German auto manufacturer Opel has designed a vehicle with an unlikely target market: Not just urban denizens seeking more mobility, but also "Youngsters from 15 years of age." Those teens with Germany's AM license--essentially a scooter license--can legally drive the Opel Rocks-e, which they're billing as an SUM (Sustainable Urban Mobility) vehicle.
They also appear to be targeting those who might commute by bike, pointing out the SUM will keep you out of wind and rain, while supporting "the mobility needs of young people, especially for the way to school or place of study," the company writes. "The new Opel Rocks-e is perfectly suited for this job."
This SUM is diminutive; the company describes it as "2.41 meters short" (less than 8 feet) and 1.39 meters wide (4.6 feet). The battery-powered two-seater tops out at 45 km/h (28 MPH) and has a range of 75 km (47 miles). It takes 3.5 hours to charge on a standard household socket.

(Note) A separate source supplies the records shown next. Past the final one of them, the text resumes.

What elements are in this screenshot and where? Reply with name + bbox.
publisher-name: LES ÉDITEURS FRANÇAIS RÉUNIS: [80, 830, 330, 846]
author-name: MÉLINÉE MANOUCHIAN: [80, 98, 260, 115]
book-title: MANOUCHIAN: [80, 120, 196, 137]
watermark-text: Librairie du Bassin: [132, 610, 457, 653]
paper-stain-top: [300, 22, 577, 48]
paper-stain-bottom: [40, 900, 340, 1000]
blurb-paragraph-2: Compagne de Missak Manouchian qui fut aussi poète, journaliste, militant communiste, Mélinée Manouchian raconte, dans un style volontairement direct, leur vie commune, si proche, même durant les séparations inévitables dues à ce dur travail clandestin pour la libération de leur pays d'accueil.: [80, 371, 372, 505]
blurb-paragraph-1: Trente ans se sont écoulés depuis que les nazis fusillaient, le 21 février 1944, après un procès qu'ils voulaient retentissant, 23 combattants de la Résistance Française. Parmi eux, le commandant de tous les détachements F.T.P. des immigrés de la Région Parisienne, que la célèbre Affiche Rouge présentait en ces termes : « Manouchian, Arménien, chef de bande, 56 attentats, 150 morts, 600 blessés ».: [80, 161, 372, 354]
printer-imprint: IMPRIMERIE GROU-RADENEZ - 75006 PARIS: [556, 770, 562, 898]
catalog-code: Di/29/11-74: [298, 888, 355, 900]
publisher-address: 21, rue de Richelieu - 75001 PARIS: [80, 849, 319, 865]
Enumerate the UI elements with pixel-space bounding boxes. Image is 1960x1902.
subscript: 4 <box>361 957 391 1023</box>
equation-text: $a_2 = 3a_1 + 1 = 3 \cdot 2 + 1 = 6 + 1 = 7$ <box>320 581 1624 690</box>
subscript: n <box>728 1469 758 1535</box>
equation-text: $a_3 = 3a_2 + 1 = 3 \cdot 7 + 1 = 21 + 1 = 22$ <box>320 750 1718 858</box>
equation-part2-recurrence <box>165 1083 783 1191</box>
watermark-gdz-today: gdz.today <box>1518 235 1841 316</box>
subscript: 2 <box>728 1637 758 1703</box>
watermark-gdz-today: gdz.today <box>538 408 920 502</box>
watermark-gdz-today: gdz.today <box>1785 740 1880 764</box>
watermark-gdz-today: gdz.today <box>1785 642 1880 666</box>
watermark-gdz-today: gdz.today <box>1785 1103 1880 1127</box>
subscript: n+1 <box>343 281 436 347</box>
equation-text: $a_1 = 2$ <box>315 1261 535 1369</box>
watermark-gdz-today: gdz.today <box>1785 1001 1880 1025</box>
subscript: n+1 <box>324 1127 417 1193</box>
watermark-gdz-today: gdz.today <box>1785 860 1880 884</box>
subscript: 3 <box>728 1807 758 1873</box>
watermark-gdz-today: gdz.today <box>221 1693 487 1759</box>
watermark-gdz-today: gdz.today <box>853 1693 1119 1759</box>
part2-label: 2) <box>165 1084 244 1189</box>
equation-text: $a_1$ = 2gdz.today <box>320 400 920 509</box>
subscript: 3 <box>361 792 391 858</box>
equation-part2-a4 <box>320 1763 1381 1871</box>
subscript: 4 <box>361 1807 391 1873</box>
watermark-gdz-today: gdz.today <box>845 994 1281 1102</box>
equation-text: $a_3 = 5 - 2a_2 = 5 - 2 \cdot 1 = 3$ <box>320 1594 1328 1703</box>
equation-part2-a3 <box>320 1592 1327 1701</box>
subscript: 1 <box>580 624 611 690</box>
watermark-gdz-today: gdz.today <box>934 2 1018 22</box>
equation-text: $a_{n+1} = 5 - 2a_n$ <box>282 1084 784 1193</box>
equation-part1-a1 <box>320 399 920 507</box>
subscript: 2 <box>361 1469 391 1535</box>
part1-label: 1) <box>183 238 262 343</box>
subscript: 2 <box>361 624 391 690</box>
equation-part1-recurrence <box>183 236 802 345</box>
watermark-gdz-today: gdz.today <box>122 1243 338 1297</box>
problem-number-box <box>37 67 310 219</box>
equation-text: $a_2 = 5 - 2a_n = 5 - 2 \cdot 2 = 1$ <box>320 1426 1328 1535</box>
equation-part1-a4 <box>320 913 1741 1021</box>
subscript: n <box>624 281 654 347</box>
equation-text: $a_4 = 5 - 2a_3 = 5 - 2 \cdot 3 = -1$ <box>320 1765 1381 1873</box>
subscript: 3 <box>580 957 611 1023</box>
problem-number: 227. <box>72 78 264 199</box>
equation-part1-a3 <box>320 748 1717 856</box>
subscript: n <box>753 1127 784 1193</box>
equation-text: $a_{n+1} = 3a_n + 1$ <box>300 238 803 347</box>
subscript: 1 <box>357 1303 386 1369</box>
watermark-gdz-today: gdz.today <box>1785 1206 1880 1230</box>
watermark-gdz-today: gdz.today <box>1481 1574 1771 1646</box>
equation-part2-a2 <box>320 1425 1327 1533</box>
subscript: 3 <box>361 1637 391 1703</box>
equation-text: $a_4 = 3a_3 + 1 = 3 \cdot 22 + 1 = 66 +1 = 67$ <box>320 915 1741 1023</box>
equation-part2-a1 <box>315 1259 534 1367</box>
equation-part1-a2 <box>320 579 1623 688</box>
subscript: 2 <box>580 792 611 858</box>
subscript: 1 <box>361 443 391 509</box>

Strangely, the driver's and passenger's doors are not mirror images of each other, but are identical. This means that the passenger door is hinged on the right and opens in the conventional manner. The driver's door is also hinged on the right, and thus opens in the "suicide" configuration.
I can only imagine that was done to save on cost; Opel says the Rocks-e is a vehicle "nearly any driver can afford, from young beginners to urban commuters. The entry-level price for the new Opel Rocks-e in Germany will be clearly less than for a small car and the monthly leasing cost will be similar to that of a ticket for local public transportation."
The price hasn't yet been announced, but ought to be soon; the Rocks-e is scheduled to launch in Europe this Fall.